Anísio, Anísio - deixaste marca nesta casa. Continuas lembrado e citado. Ninguém se
aperta quando precisam de um termo de comparação - eu em matéria mental, Purezinha em
matéria de delicadeza de sentimentos e finuras morais. Agarramos logo no Anísio. Ainda
ontem, comentando um deslize de certa pessoa, Purezinha te puxou à baila.
- "Estava livre de um Anísio fazer isso".
E fique certo, meu caro, que você diminuiu New York com a deserção. Deixou nossos
domingos vazios e insípidos - e estragou museus e novidades. Se vou sozinho, sinto
nostalgia dum companheiro; se vou acompanhado, arrependo-me. Comparo o companheiro que
tive e acho muito vulgares e flat os que o acaso me depara.

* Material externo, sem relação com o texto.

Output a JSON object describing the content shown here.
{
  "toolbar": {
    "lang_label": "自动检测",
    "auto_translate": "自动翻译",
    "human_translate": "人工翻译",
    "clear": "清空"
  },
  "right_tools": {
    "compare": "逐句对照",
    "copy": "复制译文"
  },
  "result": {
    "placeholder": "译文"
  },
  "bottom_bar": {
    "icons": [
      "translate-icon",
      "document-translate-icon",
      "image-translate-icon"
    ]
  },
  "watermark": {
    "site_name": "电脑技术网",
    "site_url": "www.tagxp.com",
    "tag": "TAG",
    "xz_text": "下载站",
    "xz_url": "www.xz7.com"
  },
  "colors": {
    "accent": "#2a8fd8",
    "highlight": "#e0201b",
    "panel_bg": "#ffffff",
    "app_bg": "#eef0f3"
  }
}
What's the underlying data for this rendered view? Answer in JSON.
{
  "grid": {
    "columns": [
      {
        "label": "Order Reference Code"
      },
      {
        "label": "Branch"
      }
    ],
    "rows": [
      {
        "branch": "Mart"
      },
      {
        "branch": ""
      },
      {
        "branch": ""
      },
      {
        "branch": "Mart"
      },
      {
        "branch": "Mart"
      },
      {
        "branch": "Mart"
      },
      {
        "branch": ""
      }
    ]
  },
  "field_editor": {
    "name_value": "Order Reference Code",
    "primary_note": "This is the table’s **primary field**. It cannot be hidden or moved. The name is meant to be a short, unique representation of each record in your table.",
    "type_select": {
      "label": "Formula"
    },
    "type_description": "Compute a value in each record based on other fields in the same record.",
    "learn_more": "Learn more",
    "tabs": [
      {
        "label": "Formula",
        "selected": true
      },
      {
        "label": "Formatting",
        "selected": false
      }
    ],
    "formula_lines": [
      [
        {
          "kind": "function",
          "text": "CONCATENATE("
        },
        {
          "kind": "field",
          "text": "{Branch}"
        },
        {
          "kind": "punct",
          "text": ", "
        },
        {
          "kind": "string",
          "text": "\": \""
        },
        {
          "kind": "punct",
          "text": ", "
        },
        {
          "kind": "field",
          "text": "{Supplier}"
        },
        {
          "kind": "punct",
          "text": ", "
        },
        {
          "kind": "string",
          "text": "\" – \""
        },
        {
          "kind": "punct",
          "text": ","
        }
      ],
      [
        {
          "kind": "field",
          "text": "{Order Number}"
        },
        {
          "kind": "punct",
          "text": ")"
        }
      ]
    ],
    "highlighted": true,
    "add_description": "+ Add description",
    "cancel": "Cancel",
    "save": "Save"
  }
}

E a prova de que não te esqueço, está no recorte incluso. Ao ler esse
"desânimo" da Galli Curci quanto às óperas lembrei-me daquele nosso Wagner no
poleiro do Metropolitan e cortei o comentário para to mandar quando regressasses do
sertão, glorioso com os tatus e carrapatos abatidos. Lá vai ele. Verás que tive razão
em me rir da machine - e você em concordar comigo.
Professor de filosofia da Escola Normal... Que castigo! Pegar dum Anísio, pô-lo no
ambiente da Columbia um ano e depois, professor de filosofia da educação na escola
normalíssima da mulata velha...
Eu continuo com as minhas idéias, sentindo um cansaço infinito cada vez que me lembro da
pátria amada. Interessante, é de cansaço minha sensação. Se tiro fora o pensamento,
saro. Mas se volto a lembrar-me, derreio. Há 47 anos que sou brasileiro, como isto
esfalfa.
Estamos à espera da visita do Júlio Prestes. A colônia está assanhada com a
perspectiva de termos cá o novo César e eu com ela. Há de sair qualquer coisa de bom
para mim disto, quer dizer, de protelatório do meu temido regresso.
Estou designado pelo meu ministério para em agosto ir à California, representar o Brasil
numa conferência agrícola. Isto vem proporcionar-me a realização de um velho sonho -
cortar o país de auto, conhecer o maravilhoso Colorado e o deserto e Hollywood e tudo o
mais. Pretendo ir com a tribo - e tenho certeza de que cem vezes pelo caminho uma
exclamação nos brotará incoercível:
- "Que pena não estar também o Anísio!"
E eu terei estragada a impressão das belezas que irei ver à lembrança de que o
companheiro estará àquela hora prelecionando meninas desatentas e desinteressadas lá no
fundo do Recôncavo. O Recôncavo - haverá som glótico que melhor pinte a tua Bahia que
esta palavra? Re-côn-ca-vo...
Adeus, Anísio. De vez em quando faça-se presente com uma prosinha escrita que nos
encontrará todos de cérebro e coração abertos.